Met betrekking tot de cathodematerialen in batterijen, zoals LiCoO2, is NMR in staat om de structurele veranderingen te volgen die optreden tijdens het elektrochemisch cycleren van de batterij. Bijvoorbeeld, in de studie van LiCoO2 werd waargenomen dat de signalen van 7Li NMR veranderen naarmate de lithium-ionen worden geëxtraheerd. Bij volledige delithiatie verandert het NMR-signaal, wat een direct gevolg is van de verandering in de elektronische omgeving van het lithiumion. Deze veranderingen geven informatie over de chemische en fysische veranderingen in de structuur van het materiaal tijdens het opladen en ontladen.

Voor LiFePO4, een veelgebruikt kathodemateriaal in commerciële batterijen, is het 31P NMR-spectrum van groot belang. Het spectra toont verschillende resonanties voor LiFePO4, afhankelijk van de mate van delithiatie, wat weerlicht geeft op de paramagnetische invloeden van het ijzerion in de structuur. Bij de half-delithiatie van LiFePO4 verschijnen er twee pieken, wat duidt op een biphasische reactie die typisch is voor veel batterijmaterialen.

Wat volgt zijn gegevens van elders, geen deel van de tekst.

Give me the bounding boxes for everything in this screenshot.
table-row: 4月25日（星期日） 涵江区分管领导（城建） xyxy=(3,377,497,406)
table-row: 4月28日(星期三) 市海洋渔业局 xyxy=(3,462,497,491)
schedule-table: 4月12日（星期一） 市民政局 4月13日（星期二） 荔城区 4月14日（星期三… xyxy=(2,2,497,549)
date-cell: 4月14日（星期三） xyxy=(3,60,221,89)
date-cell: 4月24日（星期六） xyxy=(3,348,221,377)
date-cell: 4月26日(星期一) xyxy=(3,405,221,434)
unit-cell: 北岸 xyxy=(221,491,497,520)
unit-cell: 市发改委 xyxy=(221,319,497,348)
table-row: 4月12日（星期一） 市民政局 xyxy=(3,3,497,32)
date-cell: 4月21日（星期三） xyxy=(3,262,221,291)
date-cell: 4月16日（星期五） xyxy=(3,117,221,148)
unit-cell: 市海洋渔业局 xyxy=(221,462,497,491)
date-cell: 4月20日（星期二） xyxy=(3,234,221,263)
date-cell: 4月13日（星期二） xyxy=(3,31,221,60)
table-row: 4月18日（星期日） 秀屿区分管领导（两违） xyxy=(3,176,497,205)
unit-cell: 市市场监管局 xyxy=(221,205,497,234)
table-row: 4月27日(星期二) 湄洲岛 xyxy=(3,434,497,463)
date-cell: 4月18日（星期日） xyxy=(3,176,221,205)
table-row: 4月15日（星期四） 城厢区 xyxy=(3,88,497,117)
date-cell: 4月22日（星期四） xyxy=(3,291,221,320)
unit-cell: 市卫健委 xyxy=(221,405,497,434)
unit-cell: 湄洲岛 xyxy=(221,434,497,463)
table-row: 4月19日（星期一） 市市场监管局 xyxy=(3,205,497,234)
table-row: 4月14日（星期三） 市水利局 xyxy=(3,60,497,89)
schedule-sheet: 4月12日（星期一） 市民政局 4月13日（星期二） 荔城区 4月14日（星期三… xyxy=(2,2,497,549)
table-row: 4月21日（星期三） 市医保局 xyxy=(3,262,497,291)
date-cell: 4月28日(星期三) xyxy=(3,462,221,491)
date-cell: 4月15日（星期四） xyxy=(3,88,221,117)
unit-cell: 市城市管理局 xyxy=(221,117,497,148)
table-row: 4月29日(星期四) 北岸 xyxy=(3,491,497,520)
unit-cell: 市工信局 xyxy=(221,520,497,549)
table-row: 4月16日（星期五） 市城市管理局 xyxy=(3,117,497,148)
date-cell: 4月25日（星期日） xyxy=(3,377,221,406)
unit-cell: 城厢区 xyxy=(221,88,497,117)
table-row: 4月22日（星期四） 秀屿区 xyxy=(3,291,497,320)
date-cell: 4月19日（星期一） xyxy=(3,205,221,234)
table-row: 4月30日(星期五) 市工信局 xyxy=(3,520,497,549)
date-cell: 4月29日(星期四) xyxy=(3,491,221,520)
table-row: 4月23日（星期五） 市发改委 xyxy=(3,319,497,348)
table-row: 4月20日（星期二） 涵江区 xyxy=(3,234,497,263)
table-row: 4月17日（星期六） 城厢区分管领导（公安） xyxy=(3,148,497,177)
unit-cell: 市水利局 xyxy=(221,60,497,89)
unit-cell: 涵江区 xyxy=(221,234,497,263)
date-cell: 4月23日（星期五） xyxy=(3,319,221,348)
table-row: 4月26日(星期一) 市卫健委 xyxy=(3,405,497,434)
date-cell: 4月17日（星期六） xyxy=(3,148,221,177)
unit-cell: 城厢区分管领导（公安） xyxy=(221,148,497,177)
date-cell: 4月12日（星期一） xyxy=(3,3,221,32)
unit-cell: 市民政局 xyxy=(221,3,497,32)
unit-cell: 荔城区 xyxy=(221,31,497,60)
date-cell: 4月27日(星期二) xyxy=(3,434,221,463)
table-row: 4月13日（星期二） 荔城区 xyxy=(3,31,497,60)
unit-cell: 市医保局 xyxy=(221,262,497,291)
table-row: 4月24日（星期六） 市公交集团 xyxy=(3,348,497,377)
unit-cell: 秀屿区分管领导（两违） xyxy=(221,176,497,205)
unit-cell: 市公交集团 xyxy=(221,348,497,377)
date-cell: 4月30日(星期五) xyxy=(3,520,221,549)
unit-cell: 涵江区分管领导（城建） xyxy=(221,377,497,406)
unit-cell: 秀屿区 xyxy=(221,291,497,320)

In conclusie biedt NMR diepgaande inzichten in de chemische en fysieke veranderingen die plaatsvinden in batterijmaterialen, van anodes tot kathodes en elektrolyten. Met technieken zoals Magic Angle Spinning kunnen wetenschappers de complexe interacties binnen deze materialen ontrafelen en beter begrijpen hoe batterijen functioneren en degradeert over meerdere cycli. Dit draagt bij aan het ontwerpen van batterijen met een hogere efficiëntie, langere levensduur en betere prestaties.